On causation, the claim failed twice over. First, the HTT, properly directed, would not have recommended admission. The HTT’s orientation – consistent with the modern least-restrictive-option philosophy – favoured intensive community support over inpatient care for a patient with this presentation, and that approach was itself Bolitho-defensible. Second, even had admission been recommended, the evidence did not establish, on the balance of probabilities, that a suitable bed would have been available before the index event. Bed scarcity in adult mental-health services meant that the limited availability that did exist was reserved for patients categorised as “very high risk”, a category into which the Claimant, on the contemporaneous picture, did not fall. A single bed identified on 28 April was unlikely to have been allocated to him.
The claim was accordingly dismissed.
Comment
Ridge is a sobering decision, and one which will repay close reading by practitioners on both sides of clinical negligence litigation.
First, it is an illustration of a firm application of Bolam and Bolitho to psychiatric risk stratification. The judgment underlines that risk assessment is a clinical judgment exercised on the totality of the picture, not a tick-box exercise driven by the most alarming items in the history. The presence of multiple recent attempts (including pylon climbs in the days immediately before the assessment) did not, of itself, mandate a “severe” rating where there were identifiable and contemporaneous protective factors. Claimant practitioners should be slow to assume that a retrospectively obvious adverse outcome is sufficient to establish negligence in the prospective assessment.
Second, the decision is a useful reminder that the HTT is not a synonym for admission. The least-restrictive-option principle, embedded both in the Mental Health Act framework and in modern NHS guidance, means that even a proper HTT referral may legitimately yield a community-based intervention. Pleading a causation case that depends on inpatient admission therefore requires careful expert support not only as to whether the HTT should have been involved, but as to what the HTT, properly engaged, would in fact have done.
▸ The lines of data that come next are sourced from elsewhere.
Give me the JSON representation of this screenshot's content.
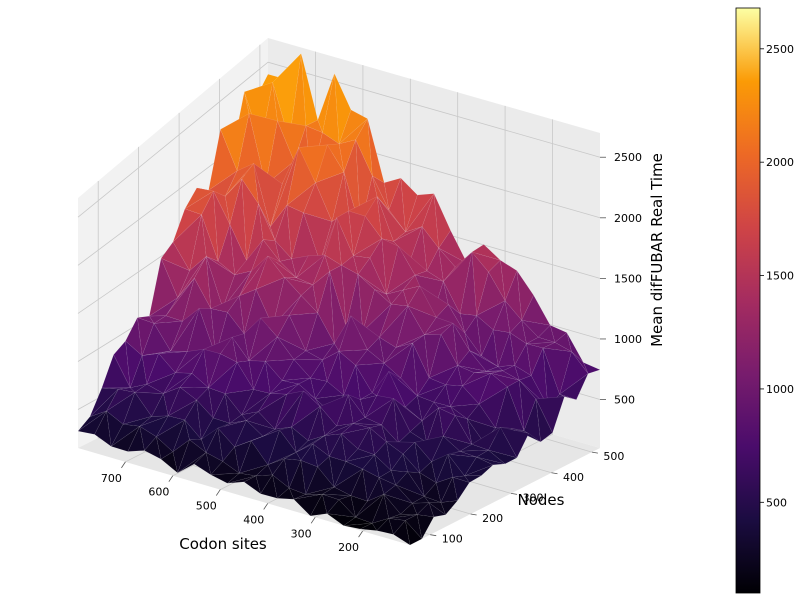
{
  "chart_data": {
    "type": "surface3d",
    "title": "",
    "xlabel": "Codon sites",
    "ylabel": "Nodes",
    "zlabel": "Mean difFUBAR Real Time",
    "x_ticks": [
      700,
      600,
      500,
      400,
      300,
      200
    ],
    "y_ticks": [
      100,
      200,
      300,
      400,
      500
    ],
    "z_ticks": [
      500,
      1000,
      1500,
      2000,
      2500
    ],
    "xlim": [
      100,
      800
    ],
    "ylim": [
      50,
      520
    ],
    "zlim": [
      100,
      2700
    ],
    "colormap": "inferno",
    "colorbar": {
      "ticks": [
        500,
        1000,
        1500,
        2000,
        2500
      ],
      "range": [
        100,
        2680
      ]
    },
    "surface_summary": {
      "peak": {
        "codon_sites": 700,
        "nodes": 500,
        "time": 2650
      },
      "low_corner": {
        "codon_sites": 100,
        "nodes": 50,
        "time": 100
      },
      "high_sites_low_nodes": {
        "codon_sites": 750,
        "nodes": 50,
        "time": 250
      },
      "low_sites_high_nodes": {
        "codon_sites": 100,
        "nodes": 500,
        "time": 700
      }
    }
  }
}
Ridge is the latest in a line of cases (compare the Rabone line of authority) in which the gap between referral and admission has proved decisive.
Third, Ridge reinforces the increasingly important role of bed-availability evidence in mental health causation claims. Claimants must adduce contemporaneous evidence about the state of the local bed base, the prioritisation criteria then in operation, and the realistic prospect of a bed being released to the index patient. Generalised assertions that “a bed would have been found” are unlikely to carry the day. Defendants, conversely, should now expect routinely to disclose ward state reports and bed-management records as part of the causation enquiry.
Finally, the judgment is a quiet endorsement of the proposition that, in mental health claims, the breach and causation analysis must be conducted patient-by-patient and decision-by-decision. The natural human reaction to a history of repeated self-harm attempts is to assume that more should have been done; the law, properly applied, asks instead what would have been done by a competent clinician, and what difference, if any, it would have made. On the facts of Ridge, neither limb was made out, and the claim failed accordingly.